Hans-Georg Gadamer hat geschrieben :
... Wird so Erfahrung auf ihr Resultat hin betrachtet, so wird damit der eigentliche Prozess der Erfahrung übersprungen. Dieser Prozess nämlich ist ein wesentlich negativer. Er ist nicht einfach als die bruchlose Herausbildung typischer Allgemeinheiten zu beschreiben. Diese Herausbildung geschieht vielmehr dadurch, dass ständig falsche Verallgemeinerungen durch die Erfahrung widerlegt, für typisch Gehaltenes gleichsam untypisiert wird. Das prägt sich schon sprachlich darin aus, dass wir in einem doppelten Sinne von Erfahrung sprechen, einmal von den Erfahrungen, die sich unserer Erwartung einordnen und sie bestätigen, sodann aber von der Erfahrung, die man macht. Diese, die eigentliche Erfahrung, ist immer eine negative. Wenn wir an einem Gegenstand eine Erfahrung machen, so heißt das, dass wir die Dinge bisher nicht richtig gesehen haben und nun besser wissen, wie es damit steht. Die Negativität der Erfahrung hat also einen eigentümlich produktiven Sinn. Sie ist nicht einfach eine Täuschung, die durchschaut wird und insofern eine Berichtigung, sondern ein weitgreifendes Wissen, das erworben wird. Es kann also nicht ein beliebig aufgelesener Gegenstand sein, an dem man eine Erfahrung macht, sondern er muss so sein, dass man an ihm ein besseres Wissen nicht nur über ihn, sondern über das, was man vorher zu wissen meinte, also über ein Allgemeines gewinnt. Die Negation, kraft deren sie das leistet, ist eine bestimmte Negation. Wir nennen diese Art der Erfahrung dialektisch.

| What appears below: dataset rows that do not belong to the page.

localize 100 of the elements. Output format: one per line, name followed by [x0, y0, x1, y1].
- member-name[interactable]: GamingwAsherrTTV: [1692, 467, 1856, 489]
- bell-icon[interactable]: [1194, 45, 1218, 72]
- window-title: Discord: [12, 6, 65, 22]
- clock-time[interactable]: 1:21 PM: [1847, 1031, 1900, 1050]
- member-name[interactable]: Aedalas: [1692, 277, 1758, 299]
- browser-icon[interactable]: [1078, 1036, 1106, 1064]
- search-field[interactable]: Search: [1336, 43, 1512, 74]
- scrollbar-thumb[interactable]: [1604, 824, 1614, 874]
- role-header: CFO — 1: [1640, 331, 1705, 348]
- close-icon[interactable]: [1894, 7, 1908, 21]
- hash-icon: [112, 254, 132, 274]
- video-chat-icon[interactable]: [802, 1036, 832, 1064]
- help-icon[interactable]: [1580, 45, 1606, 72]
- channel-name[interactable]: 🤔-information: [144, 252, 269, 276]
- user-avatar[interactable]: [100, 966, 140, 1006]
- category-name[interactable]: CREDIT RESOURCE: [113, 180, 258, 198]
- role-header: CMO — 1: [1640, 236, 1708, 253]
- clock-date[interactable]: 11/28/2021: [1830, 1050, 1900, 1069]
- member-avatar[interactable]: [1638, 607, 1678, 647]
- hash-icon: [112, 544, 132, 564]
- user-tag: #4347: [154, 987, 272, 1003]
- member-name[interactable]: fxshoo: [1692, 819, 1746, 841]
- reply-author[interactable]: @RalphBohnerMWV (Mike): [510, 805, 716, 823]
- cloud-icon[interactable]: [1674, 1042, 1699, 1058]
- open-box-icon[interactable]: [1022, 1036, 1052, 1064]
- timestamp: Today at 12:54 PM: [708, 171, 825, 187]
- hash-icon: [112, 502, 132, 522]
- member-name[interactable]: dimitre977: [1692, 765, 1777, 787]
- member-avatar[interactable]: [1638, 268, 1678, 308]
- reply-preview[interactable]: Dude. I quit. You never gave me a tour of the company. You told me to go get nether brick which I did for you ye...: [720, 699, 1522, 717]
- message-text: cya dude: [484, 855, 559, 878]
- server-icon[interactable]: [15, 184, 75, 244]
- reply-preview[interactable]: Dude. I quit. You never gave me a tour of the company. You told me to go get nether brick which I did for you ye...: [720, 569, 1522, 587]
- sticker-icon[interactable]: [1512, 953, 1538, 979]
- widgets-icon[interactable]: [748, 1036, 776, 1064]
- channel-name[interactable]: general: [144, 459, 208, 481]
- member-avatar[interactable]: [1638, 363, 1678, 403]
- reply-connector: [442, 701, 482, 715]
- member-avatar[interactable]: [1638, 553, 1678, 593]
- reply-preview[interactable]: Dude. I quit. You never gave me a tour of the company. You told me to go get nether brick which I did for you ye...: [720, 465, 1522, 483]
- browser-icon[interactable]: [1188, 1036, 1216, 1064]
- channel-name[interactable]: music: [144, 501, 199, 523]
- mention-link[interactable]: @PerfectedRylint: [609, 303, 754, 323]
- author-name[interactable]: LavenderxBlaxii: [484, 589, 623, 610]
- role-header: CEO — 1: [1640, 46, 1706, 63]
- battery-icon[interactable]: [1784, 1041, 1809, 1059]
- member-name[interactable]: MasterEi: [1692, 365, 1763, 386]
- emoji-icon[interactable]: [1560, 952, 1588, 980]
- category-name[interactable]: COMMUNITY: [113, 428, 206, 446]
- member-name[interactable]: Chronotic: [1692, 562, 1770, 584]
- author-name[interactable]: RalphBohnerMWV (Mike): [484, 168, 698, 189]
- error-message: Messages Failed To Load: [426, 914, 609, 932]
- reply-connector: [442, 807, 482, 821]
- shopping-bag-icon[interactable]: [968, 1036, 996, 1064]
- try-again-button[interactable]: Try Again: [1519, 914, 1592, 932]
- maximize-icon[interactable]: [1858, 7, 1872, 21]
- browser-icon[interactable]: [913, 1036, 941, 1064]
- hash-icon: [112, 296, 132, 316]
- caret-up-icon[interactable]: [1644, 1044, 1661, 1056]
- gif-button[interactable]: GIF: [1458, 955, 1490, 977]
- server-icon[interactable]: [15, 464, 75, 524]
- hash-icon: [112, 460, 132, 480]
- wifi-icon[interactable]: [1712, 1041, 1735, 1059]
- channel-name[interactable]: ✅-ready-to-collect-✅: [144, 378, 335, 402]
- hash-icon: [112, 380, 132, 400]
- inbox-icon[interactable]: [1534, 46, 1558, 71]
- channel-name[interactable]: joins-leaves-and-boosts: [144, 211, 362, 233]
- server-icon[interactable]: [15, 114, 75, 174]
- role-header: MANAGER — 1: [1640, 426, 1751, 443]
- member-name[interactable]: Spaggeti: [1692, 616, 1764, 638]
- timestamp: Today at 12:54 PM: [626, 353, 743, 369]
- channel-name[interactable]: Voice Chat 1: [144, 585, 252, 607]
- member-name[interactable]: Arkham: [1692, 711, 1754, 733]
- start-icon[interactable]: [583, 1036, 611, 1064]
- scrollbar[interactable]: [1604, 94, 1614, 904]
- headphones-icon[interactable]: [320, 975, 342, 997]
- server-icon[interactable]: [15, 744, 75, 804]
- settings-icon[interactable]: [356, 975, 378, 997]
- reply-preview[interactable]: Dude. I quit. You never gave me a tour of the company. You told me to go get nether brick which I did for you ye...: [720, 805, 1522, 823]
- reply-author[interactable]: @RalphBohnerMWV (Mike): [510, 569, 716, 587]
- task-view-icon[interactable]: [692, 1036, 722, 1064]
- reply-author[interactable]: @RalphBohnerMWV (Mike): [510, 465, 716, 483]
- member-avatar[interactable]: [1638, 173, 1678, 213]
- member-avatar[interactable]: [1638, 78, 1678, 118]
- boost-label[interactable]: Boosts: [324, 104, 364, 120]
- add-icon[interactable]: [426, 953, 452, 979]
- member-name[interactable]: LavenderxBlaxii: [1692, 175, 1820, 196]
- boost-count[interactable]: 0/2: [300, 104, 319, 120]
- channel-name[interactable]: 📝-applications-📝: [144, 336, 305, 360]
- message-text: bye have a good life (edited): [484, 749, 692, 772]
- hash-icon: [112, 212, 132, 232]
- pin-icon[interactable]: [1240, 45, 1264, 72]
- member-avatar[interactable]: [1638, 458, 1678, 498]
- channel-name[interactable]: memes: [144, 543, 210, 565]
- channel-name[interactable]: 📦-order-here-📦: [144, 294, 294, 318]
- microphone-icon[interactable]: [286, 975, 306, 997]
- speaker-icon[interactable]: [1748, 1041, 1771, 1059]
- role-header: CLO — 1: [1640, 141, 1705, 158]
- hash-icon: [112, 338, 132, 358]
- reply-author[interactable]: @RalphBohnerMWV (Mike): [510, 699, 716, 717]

Rovelli hat geschrieben : Der Ablauf sieht so aus, dass das Gehirn aufgrund vorheriger Geschehnisse und seines Wissens erwartet, dass es etwas sieht. Es erstellt dazu ein Bild als Vorausschau, was die Augen sehen müssten. Diese Information wird vom Gehirn über Zwischenstufen an die Augen übermittelt. Wird eine Abweichung zwischen den Erwartungen des Gehirns und dem Lichtsignal ermittelt, das in den Augen eintrifft, dann- und nur dann - werden über die neuronalen Schaltkreise Signale ans Gehirn geschickt. Was die Reise von den Augen zum Gehirn antritt, ist also nicht das Bild der beobachteten Umgebung, sondern nur die Meldung eventueller Abweichungen von dem, was das Gehirn erwartet.

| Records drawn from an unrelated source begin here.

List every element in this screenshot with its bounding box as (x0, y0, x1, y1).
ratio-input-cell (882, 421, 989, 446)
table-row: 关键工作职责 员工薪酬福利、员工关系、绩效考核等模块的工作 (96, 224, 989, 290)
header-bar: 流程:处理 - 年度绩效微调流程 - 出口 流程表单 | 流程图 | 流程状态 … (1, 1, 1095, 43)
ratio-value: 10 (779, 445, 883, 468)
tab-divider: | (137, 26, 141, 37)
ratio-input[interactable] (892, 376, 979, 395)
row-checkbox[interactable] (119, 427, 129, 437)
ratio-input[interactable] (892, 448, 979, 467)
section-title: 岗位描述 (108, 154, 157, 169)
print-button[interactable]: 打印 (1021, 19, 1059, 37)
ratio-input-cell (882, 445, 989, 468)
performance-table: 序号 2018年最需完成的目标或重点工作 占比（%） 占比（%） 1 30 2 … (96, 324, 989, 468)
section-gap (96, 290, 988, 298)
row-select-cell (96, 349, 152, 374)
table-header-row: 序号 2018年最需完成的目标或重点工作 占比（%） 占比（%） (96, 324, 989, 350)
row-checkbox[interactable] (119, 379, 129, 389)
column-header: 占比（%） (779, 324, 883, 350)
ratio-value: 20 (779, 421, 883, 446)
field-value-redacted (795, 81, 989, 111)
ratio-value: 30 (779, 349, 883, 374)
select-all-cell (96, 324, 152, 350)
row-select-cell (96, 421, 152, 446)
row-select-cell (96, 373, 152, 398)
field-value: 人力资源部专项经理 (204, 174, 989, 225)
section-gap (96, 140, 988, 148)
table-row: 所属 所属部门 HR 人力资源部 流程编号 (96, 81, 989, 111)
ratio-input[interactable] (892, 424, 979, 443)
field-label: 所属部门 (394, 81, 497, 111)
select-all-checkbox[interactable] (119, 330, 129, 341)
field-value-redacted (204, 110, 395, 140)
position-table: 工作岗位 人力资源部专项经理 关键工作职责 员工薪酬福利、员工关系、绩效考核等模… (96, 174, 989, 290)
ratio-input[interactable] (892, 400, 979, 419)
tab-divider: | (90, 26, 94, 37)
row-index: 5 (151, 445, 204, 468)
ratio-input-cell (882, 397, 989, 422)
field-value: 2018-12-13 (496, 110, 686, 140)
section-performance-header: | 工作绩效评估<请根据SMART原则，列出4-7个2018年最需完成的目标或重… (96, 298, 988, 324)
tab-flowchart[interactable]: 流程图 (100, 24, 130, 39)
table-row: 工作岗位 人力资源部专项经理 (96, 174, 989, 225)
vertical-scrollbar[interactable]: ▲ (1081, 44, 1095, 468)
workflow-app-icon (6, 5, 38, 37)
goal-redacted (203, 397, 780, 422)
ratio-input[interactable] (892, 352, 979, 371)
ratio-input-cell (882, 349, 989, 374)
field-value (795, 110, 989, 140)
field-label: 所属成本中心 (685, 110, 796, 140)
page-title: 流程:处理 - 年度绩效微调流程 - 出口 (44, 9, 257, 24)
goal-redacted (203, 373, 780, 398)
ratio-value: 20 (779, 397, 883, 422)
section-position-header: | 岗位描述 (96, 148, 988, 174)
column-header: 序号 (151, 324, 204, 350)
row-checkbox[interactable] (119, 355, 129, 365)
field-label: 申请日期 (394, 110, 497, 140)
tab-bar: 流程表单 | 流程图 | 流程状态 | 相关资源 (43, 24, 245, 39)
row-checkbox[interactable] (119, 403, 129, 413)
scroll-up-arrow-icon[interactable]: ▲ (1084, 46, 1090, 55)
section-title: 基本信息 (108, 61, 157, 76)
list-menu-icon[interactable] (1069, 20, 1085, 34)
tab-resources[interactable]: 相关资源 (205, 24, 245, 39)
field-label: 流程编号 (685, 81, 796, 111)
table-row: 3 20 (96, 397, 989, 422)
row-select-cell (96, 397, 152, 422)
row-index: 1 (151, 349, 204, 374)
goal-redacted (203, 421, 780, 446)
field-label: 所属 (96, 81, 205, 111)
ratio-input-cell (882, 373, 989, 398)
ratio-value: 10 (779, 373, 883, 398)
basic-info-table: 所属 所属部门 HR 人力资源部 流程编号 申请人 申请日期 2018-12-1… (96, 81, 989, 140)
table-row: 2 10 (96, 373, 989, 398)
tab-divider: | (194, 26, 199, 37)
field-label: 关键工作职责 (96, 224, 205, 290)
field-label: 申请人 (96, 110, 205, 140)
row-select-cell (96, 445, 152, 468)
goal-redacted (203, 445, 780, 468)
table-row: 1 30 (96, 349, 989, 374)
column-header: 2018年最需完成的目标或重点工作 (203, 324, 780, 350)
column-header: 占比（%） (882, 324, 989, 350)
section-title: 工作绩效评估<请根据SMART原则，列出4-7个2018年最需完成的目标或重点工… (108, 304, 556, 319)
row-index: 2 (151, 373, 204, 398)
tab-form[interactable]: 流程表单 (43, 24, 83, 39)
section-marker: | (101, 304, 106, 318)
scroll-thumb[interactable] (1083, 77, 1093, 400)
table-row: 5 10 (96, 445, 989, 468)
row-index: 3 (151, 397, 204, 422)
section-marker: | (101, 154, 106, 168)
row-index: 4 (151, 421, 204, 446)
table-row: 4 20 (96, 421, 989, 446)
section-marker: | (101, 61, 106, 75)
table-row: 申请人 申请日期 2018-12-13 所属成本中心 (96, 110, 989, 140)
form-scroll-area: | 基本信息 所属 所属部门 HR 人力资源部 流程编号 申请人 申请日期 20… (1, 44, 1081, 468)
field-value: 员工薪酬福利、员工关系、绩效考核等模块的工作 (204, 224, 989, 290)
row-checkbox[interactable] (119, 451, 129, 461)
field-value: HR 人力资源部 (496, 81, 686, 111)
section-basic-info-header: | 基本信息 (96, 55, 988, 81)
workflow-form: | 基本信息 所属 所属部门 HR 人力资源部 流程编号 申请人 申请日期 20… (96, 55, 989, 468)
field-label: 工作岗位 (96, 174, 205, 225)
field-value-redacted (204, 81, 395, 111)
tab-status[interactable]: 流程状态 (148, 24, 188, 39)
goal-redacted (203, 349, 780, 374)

Die Entdeckung, dass der Sehsinn auf diese Art funktioniert, bedeutete eine Überraschung. Aber denkt man darüber nach, wird klar, dass es sich dabei um eine effiziente Methode handelt, um Informationen aus der Umgebung zu erfassen. Welchen Sinn hätte es, Signale ans Gehirn zu übermitteln, die nur Bekanntes bestätigten? ...
Natürlich kann man das, was Gadamer beschreibt und das, was Rovelli beschreibt, nicht einfach in einen Topf werfen. Aber es gibt durchaus Überschneidungen. Gadamer schreibt im Text etwas später: "in der Tat ist, wie wir sahen, Erfahrung zunächst immer Erfahrung der Nichtigkeit: es ist nicht so, wie wir annahmen."